4 October 2016
TUCSON, AZ—The Animal Welfare Institute and the Center for Biological Diversity today filed a lawsuit against the US Department of Agriculture and the US Fish and Wildlife Service to ensure that endangered ocelots aren’t inadvertently killed as part of the USDA’s long-running program to kill coyotes, bears, bobcats and other wildlife in Arizona and Texas. The department’s Wildlife Services program kills tens of thousands of animals in the two states every year using traps, snares and poisons.
“The ocelot population is crumbling at the feet of Wildlife Services’ indiscriminate and haphazard wildlife-killing activities,”said Tara Zuardo, a wildlife attorney with the Animal Welfare Institute. “With this lawsuit, we are sending a message to Wildlife Services that its tactics should not come at the expense of the future of this critically endangered species.”

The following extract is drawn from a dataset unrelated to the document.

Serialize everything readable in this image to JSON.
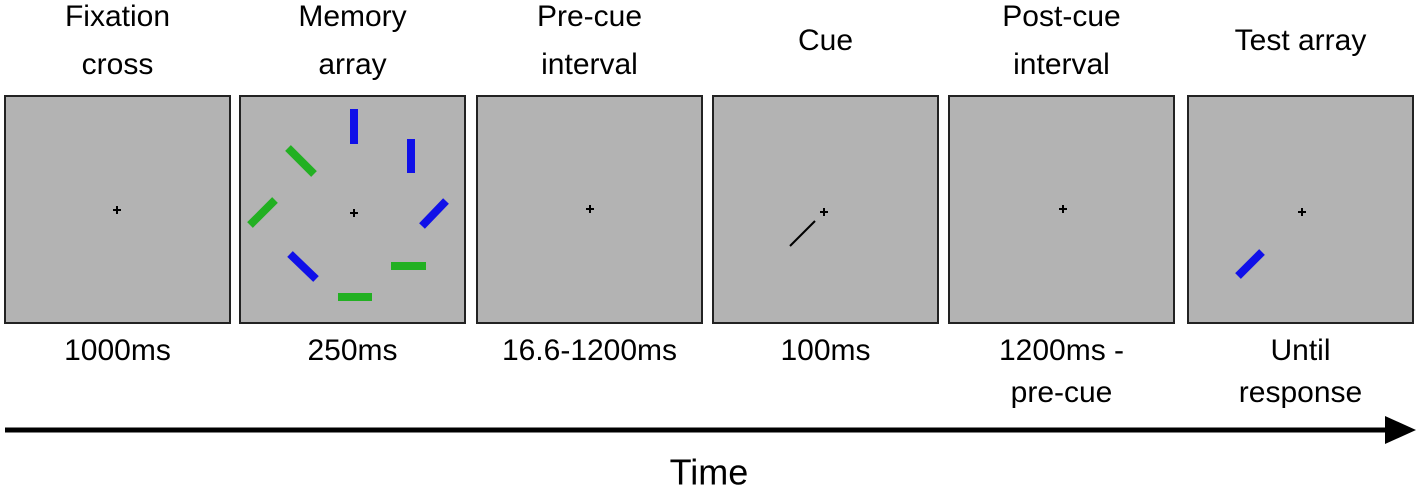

Wildlife Services is required by the Endangered Species Act to consult with the USFWS on its activities that may affect endangered species, including its predator-control activities. Because Wildlife Services kills wildlife within the range of the endangered ocelot, and given the similarity in size between ocelots and many of the targeted predators, the USFWS warned Wildlife Services in a 2010 “biological opinion”document that ocelots could be harmed by its use of traps, snares and poisons (including baited M-44 devices that propel lethal doses of sodium cyanide into animals’ mouths).
Since that 2010 opinion, ocelots have been spotted in several additional locations in Arizona, including the Huachuca and Santa Rita mountains. New evidence also indicates that Wildlife Services has failed to comply with the document’s mandatory terms and conditions, intended to minimize risk to ocelots. This new information requires the program to reinitiate consultation with the USFWS to examine risks to ocelots and develop risk-mitigation measures. The complaint also alleges that Wildlife Services must use recent science to supplement its outdated environmental analyses of its wildlife-killing program in Arizona, which were prepared in the 1990s under the National Environmental Policy Act.
“All the latest science shows Wildlife Services’ predator-control program is expensive, ineffective and inhumane,”said Collette Adkins, a Center attorney and biologist. “With fewer than 100 ocelots remaining in the United States, we’re trying to ensure that none will suffer and die in traps set for bobcats, coyotes and other predators targeted by Wildlife Services.”
To protect ocelots while the USFWS completes the required analysis, the groups are seeking a halt to Wildlife Services’ animal-killing activities throughout the ocelot’s range in southern Arizona and Texas.